Researchers mix probiotics into soy protein bars
September 30, 2008
by Jeff Gelski
COLUMBIA, MO. — Researchers at the University of Missouri have incorporated probiotic strains into soy protein energy bars, thus easing the intestinal bloating and discomfort brought on by digesting soy.
The researchers screened several probiotic strains before settling on Lactobacillus acidophilus, a strain already used in fermented dairy products such as yogurt, said Dr. Azlin Mustapha, Ph.D., an associate professor and food science researcher at the university. The strains are known for their ability to produce alpha-galactosidase, an enzyme that breaks down two hard-to-digest carbohydrates found in soy: raffinose and stachyose.
The probiotic strains were encapsulated and freeze dried for protection and longer shelf life. They were mixed into the soy bars after the bars were baked. A sensory test involved 50 untrained panelists tasting samples from three kinds of soy protein bars. Some bars contained encapsulated freeze-dried probiotics while some contained unencapsulated prebiotics and others had no probiotics.

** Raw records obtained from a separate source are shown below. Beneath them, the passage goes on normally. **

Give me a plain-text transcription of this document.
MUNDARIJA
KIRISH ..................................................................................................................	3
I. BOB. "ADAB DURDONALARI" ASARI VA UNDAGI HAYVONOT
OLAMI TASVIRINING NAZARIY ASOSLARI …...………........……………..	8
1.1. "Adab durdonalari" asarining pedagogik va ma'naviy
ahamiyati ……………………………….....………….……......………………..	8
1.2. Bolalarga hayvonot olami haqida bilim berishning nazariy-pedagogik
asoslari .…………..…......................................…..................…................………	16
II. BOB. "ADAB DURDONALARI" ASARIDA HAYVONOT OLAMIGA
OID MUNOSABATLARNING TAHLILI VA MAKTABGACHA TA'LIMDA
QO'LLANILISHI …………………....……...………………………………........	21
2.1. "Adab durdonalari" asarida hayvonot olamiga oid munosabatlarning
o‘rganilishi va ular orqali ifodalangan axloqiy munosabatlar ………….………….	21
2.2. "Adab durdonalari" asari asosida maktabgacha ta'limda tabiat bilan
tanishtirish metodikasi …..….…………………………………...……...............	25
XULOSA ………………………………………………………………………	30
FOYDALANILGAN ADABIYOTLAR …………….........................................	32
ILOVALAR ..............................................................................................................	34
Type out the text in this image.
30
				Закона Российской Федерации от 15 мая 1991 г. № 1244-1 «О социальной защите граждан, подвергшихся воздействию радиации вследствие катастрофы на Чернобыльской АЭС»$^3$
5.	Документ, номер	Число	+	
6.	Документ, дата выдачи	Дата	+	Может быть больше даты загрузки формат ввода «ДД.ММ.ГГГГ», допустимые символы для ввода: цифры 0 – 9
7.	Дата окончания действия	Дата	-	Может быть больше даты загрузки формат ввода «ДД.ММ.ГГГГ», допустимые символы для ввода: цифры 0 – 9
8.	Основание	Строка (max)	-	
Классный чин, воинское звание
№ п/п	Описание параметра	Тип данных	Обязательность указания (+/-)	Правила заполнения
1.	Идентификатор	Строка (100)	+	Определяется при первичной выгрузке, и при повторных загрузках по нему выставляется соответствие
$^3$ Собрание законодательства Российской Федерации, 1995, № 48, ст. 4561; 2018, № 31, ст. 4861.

"They could detect no difference in flavor or quality in the three," Ms. Mustapha said.
After two months, the number of probiotic strains still in each soy bar was a high number, or more than 1 million strains, Ms. Mustapha said.
"Freeze-dried, microencapsulated probiotics may be a promising way to produce more functional soy food products without the unwanted side effects," she said.